Den Beschwerden wird hinsichtlich der Spruchpunkte III. bis V der angefochtenen Bescheide zu den Zlen. 1.) 1157133907-170726122 2.) 1309.460-BAW 3.) 539380206-140126581 und 4.) 1304.963-BAW stattgegeben und festgestellt, dass gemäß § 75 Abs. 20 AsylG 2005 eine Rückkehrentscheidung auf Dauer unzulässig ist.

XXXX und XXXX , wird gemäß § 55 Abs. 2 AsylG 2005 der Aufenthaltstitel "Aufenthaltsberechtigung plus" erteilt.

XXXX und XXXX wird gemäß § 55 Abs. 2 AsylG 2005 der Aufenthaltstitel "Aufenthaltsberechtigung" erteilt.

B)

Die Revision ist gemäß Art. 133 Abs. 4 B-VG nicht zulässig.

Text

ENTSCHEIDUNGSGRÜNDE:

I. Verfahrensgang:

Die Erstbeschwerdeführerin, eine Staatsangehörige von Georgien, reiste erstmals am 09.04.2013 in das Bundesgebiet ein und stellte am 17.04.2013 einen Antrag auf internationalen Schutz.

Anlässlich ihrer niederschriftlichen Befragung vom 17.04.2013 vor Beamten der Polizeiinspektion Traiskirchen EAST, gab die Erstbeschwerdeführerin zu ihren Gründen für die Antragstellung befragt an, dass sie nicht in der Heimat habe bleiben könne, weil sie von ihrem Lebensgefährten den sie schon seit ihrer Kindheit kenne in der 39. Woche schwanger sei und ihre Verwandten das nicht hätten akzeptieren können, weil die Mutter des Lebensgefährten die Taufpatin der Erstbeschwerdeführerin sei und das nach georgischer Auffassung eine Art Verwandtschaft begründe, die diese Beziehung und Schwangerschaft unmöglich mache.
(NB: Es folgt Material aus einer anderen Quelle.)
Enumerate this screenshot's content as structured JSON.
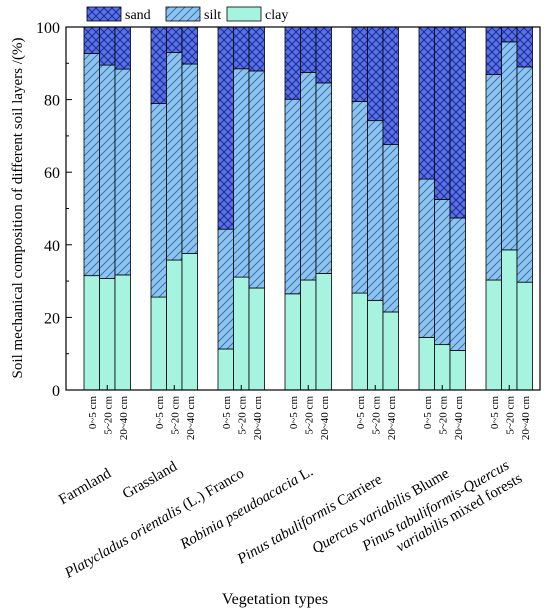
{
  "chart_data": {
    "type": "bar",
    "stacked": true,
    "ylabel": "Soil mechanical composition of different soil layers /(%)",
    "xlabel": "Vegetation types",
    "ylim": [
      0,
      100
    ],
    "yticks": [
      0,
      20,
      40,
      60,
      80,
      100
    ],
    "legend": {
      "position": "top-left",
      "entries": [
        "sand",
        "silt",
        "clay"
      ]
    },
    "series_colors": {
      "sand": "#5a72e0",
      "silt": "#8cc4ee",
      "clay": "#a6f3e0"
    },
    "layers": [
      "0~5 cm",
      "5~20 cm",
      "20~40 cm"
    ],
    "groups": [
      {
        "label": "Farmland",
        "clay": [
          31.5,
          30.7,
          31.7
        ],
        "silt": [
          61.2,
          58.8,
          56.7
        ]
      },
      {
        "label": "Grassland",
        "clay": [
          25.6,
          35.8,
          37.6
        ],
        "silt": [
          53.3,
          57.2,
          52.2
        ]
      },
      {
        "label": "Platycladus orientalis (L.) Franco",
        "clay": [
          11.3,
          31.1,
          28.1
        ],
        "silt": [
          33.0,
          57.4,
          59.8
        ]
      },
      {
        "label": "Robinia pseudoacacia L.",
        "clay": [
          26.5,
          30.3,
          32.1
        ],
        "silt": [
          53.6,
          57.2,
          52.5
        ]
      },
      {
        "label": "Pinus tabuliformis Carriere",
        "clay": [
          26.7,
          24.7,
          21.5
        ],
        "silt": [
          52.8,
          49.5,
          46.1
        ]
      },
      {
        "label": "Quercus variabilis Blume",
        "clay": [
          14.5,
          12.5,
          10.9
        ],
        "silt": [
          43.6,
          40.0,
          36.5
        ]
      },
      {
        "label": "Pinus tabuliformis-Quercus variabilis mixed forests",
        "clay": [
          30.3,
          38.6,
          29.7
        ],
        "silt": [
          56.6,
          57.3,
          59.3
        ]
      }
    ]
  }
}
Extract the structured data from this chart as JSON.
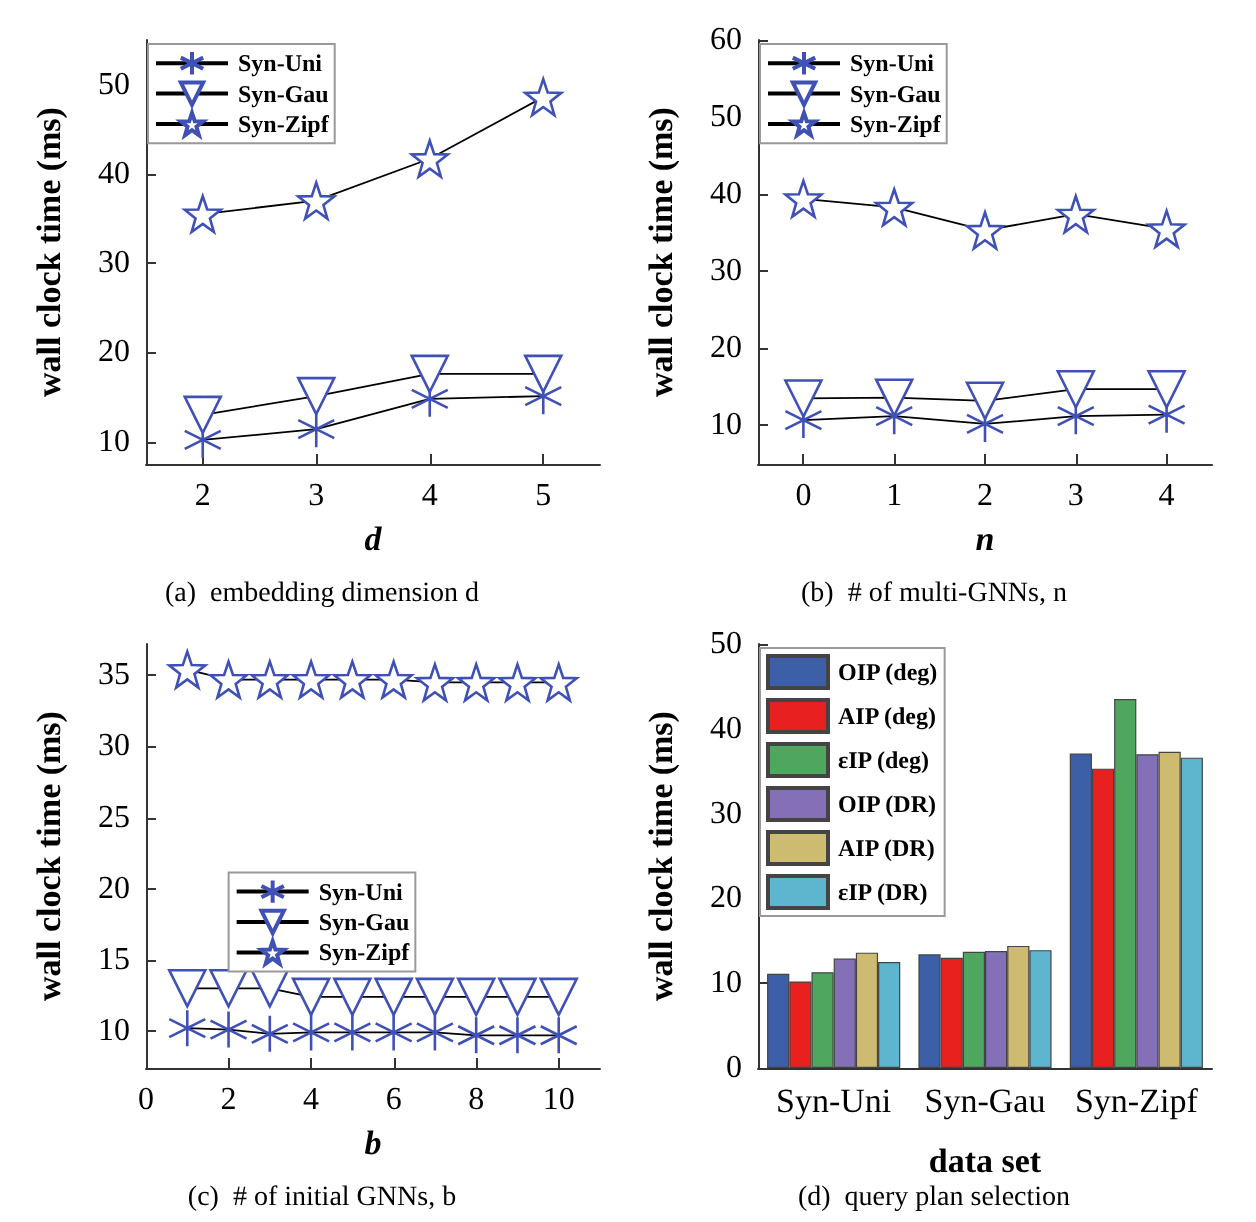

Sie soll daher das Kind abtreiben und die Beziehung beenden. Als es dazu zu spät war, sollte sie das Baby nach der Geburt zur Adoption freigeben. Die Eltern des Kindesvaters hätten sie terrorisiert und geschlagen.

Am 25.06.2013 wurde die Erstbeschwerdeführerin beim Bundesasylamt für Fremdenwesen und Asyl genauer zu ihrer Ausbildung und ihren Familienverhältnissen sowie zum Fluchtgrund niederschriftlich befragt. Sie gab wieder an, dass sie schwanger sei und sie wegen des Vaters ihrer Tochter das Land verlassen habe müssen. Dieser sei der Sohn ihrer Taufpatin und somit nach georgischer Auffassung mit ihr "religiös" verwandt sodass weder eine Ehe noch ein gemeinsames Kind durch ihre Familien akzeptiert würde.

Der Zweitbeschwerdeführer und Vater der Drittbeschwerdeführerin reiste mit einem Studenten Visum (gültig von 10.11.2011 bis 13.10.2014) legal nach Österreich ein und stellte am 31.10.2014 einen Antrag auf internationalen Schutz.

Er gab bei seiner niederschriftlichen Befragung zum Fluchtgrund am 31.10.2014 und am 18.11.2016 an, dass durch die "religiöse Verwandtschaft" mit seiner Lebensgefährtin, deren Schwangerschaft und die darauf fußende gesellschaftliche Verfolgung, auch sein Grund gewesen sei Georgien zu verlassen.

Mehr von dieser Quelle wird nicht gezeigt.